Software ist der Schlüssel
Software ist der Schlüssel für die Produktivität der Zukunft. Zuverlässige SPSen werden mit der richtigen Software für Industrie 4.0 auch in Zukunft ein wesentlicher Bestandteil der Automatisierungswelt sein. Doch Bundesregierung und Industrie müssen Hand in Hand arbeiten, um mehr qualifizierte Software-Entwickler auszubilden. So lässt sich unsere Kompetenz bezüglich der Industrieautomation im Rahmen von Industrie 4.0 weiter stärken. Amerika ist an dieser Stelle besser aufgestellt als Europa. Wir könnten unseren Technologievorsprung leicht verspielen, wenn die deutschen Firmen engstirnig ihre eigenen Interessen verfolgen und die große Vision Industrie 4.0 aus dem Auge verlieren. Zunächst müssen wir natürlich an Deutschland und Europa denken. Wir exportieren aber auch nach Amerika, Asien und den Rest der Welt. Deshalb ist es wichtig, unsere Ideen auch mit diesen Märkten zu teilen, um auch weiterhin dort erfolgreich zu sein. Deutsche Firmen arbeiten mit Unternehmen in Amerika zusammen, Mitsubishi Electric Europe arbeitet an der Plattform Industrie 4.0 mit.
Brücken bauen
Aus meiner persönlichen Sicht treibt der Weltwettbewerb um die beste Lösung für die Industrie das Thema voran.
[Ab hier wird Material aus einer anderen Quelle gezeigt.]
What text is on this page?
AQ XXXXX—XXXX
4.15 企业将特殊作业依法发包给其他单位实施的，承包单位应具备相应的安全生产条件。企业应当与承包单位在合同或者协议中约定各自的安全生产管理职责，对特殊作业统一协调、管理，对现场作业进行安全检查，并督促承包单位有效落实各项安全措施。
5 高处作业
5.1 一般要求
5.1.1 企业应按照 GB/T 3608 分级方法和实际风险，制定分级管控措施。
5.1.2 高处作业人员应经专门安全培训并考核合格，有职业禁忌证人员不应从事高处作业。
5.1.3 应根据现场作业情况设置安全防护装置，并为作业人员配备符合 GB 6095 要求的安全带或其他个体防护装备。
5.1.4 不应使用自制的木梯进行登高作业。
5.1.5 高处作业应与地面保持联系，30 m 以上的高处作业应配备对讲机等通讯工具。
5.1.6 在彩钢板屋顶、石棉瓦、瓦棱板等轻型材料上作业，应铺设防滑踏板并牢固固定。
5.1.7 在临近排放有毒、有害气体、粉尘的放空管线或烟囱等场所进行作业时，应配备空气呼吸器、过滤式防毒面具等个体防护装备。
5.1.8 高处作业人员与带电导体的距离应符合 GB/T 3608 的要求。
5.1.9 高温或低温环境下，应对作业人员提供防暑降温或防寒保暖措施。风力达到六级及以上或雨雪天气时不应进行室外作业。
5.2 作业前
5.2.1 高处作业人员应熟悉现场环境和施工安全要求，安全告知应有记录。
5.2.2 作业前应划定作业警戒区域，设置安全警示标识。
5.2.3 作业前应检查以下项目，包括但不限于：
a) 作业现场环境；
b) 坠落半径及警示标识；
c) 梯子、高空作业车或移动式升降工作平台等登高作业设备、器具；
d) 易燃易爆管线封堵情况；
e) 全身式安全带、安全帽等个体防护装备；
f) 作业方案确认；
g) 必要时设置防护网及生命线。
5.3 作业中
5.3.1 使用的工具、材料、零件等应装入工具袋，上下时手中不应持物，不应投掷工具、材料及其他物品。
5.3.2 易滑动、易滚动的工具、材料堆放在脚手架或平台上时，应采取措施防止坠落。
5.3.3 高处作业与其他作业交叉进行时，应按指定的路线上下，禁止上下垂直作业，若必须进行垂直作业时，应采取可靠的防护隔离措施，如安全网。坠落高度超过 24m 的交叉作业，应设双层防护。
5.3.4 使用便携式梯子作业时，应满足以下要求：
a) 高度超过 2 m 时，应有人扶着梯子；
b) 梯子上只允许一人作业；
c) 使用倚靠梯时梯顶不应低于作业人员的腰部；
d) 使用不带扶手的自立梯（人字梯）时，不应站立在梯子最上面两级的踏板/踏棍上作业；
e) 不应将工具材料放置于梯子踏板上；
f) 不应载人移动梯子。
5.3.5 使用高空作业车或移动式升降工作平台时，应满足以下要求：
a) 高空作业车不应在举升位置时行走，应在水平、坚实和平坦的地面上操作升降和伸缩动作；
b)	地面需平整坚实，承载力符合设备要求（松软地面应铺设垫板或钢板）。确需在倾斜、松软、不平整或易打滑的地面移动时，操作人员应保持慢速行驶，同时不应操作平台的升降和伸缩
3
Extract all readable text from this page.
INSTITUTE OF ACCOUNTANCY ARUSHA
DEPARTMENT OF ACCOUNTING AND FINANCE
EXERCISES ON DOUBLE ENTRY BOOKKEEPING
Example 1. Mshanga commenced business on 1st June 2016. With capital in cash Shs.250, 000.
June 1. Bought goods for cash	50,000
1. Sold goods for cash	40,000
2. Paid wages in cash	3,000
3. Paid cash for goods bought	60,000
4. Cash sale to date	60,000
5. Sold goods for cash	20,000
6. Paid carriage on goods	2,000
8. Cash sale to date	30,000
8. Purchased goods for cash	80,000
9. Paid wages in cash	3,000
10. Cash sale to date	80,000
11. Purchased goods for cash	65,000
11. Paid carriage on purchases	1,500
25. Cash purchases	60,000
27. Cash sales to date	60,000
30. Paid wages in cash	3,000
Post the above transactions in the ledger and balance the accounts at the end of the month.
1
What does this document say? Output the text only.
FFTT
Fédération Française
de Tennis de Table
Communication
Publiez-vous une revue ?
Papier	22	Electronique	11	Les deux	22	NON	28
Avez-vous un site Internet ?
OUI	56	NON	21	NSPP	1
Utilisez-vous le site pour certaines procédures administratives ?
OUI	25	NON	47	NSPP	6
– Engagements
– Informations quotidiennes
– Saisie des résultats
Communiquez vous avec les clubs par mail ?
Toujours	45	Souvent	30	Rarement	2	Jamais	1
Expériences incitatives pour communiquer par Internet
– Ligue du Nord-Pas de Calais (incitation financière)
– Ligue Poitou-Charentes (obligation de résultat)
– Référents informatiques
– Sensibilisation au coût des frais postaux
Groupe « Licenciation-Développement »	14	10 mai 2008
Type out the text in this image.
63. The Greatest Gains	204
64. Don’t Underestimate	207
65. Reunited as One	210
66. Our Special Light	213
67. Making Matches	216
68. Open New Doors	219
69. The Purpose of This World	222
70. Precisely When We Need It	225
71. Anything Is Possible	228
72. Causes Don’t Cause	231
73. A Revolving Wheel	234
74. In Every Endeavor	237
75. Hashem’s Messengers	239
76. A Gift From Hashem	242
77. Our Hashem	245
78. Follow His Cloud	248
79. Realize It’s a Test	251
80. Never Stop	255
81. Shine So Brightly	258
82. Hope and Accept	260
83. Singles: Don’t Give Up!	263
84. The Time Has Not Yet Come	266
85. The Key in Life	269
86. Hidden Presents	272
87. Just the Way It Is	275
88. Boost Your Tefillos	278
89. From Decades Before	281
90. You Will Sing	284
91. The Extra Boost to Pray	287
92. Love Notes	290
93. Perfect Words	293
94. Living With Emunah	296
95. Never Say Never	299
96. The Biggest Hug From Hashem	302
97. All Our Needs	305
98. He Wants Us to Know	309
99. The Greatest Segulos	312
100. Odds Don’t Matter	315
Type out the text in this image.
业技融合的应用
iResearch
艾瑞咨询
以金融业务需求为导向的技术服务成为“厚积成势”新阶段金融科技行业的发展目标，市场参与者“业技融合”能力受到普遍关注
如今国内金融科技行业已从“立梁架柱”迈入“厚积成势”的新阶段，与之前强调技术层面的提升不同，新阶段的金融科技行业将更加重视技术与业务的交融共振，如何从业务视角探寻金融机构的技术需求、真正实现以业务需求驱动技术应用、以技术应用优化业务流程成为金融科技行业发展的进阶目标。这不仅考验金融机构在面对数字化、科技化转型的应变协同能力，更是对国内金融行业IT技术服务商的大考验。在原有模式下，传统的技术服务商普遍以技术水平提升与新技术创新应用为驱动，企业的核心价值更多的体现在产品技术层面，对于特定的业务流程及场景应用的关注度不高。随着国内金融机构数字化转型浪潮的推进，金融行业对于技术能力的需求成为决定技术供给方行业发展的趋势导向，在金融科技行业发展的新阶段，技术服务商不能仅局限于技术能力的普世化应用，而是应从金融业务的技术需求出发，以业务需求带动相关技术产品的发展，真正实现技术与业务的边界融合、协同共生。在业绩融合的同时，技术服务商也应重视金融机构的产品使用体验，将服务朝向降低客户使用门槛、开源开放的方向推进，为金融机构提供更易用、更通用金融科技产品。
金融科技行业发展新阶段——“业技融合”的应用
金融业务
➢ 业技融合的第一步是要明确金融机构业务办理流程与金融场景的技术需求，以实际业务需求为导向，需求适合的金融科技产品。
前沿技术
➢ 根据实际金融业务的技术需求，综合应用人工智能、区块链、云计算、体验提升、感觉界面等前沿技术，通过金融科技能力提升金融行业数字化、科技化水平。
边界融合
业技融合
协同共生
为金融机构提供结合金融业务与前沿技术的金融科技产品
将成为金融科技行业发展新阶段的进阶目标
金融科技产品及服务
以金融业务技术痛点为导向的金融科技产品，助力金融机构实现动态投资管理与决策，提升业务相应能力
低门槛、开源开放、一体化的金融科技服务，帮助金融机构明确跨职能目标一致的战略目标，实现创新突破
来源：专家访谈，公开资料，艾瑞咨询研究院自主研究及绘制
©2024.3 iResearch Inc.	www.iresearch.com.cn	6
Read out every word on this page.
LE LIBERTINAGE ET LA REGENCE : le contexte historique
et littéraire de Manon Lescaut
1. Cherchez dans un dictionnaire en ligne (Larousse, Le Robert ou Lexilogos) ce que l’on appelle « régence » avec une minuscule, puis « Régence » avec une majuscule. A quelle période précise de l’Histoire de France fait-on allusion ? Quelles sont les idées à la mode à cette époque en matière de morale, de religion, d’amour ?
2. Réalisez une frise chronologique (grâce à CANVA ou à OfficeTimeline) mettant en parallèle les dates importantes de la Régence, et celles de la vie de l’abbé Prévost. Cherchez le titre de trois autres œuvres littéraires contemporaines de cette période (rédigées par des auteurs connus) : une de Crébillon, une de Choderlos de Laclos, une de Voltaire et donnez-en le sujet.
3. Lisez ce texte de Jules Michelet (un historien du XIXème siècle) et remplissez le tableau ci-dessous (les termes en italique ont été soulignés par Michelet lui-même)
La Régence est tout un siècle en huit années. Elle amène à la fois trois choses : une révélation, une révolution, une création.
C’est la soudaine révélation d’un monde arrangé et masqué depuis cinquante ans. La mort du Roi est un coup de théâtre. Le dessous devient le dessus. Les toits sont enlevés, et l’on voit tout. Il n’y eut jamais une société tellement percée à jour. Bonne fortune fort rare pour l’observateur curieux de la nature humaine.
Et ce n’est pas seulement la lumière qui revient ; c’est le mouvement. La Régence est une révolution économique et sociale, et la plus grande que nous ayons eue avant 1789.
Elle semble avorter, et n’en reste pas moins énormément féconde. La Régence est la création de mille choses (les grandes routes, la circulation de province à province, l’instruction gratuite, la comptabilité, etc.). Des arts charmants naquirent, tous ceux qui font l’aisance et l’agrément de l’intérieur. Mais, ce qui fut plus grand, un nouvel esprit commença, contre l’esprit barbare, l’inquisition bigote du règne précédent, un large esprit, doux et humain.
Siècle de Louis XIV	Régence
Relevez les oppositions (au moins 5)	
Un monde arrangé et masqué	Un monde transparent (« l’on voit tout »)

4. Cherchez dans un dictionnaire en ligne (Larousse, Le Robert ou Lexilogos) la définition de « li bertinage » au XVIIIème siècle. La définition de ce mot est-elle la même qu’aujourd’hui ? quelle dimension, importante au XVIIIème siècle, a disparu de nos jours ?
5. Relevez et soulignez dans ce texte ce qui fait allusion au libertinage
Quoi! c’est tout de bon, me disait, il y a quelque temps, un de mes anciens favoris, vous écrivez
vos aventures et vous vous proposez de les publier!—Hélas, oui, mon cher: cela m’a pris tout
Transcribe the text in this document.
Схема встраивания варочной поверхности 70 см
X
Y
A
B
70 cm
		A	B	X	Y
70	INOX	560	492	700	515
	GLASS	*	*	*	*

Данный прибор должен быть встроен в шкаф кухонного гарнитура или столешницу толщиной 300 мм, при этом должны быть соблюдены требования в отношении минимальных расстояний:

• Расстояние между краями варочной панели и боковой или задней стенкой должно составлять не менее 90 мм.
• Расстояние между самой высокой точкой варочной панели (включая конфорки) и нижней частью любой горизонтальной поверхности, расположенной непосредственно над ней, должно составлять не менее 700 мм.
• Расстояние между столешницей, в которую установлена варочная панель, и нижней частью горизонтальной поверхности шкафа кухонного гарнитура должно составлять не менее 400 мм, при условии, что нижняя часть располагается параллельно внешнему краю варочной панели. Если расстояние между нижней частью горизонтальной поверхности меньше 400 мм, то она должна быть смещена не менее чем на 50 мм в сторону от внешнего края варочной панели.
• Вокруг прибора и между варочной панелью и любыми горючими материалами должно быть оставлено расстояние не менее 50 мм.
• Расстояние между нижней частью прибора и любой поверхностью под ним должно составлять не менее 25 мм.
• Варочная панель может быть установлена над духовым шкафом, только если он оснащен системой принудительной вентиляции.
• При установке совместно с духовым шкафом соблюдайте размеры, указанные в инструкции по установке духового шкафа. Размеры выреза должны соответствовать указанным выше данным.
Die globalen Probleme der Weltbevölkerung, an dieser Stelle sind nicht nur Ernährung und Gesundheit zu nennen, könnten durch ein stärkeres Miteinander besser gelöst werden. Die Abgrenzung einzelner Länder und Kontinente wird hier nicht weiterhelfen. Die unterschiedlichen Ansätze zur Steigerung der Produktivität in den Ländern sind sehr ähnlich. Rechtzeitig Brücken zu bauen ist besser als später Wände einzureissen.
Industrie 4.0 ist in aller Munde. Thomas Lantermann ist davon überzeugt, dass es sich hierbei um keine Luftnummer handelt. Denn wer hier trödelt, verspielt schnell seinen Vorsprung auf dem Weg in die Automatisierungszukunft.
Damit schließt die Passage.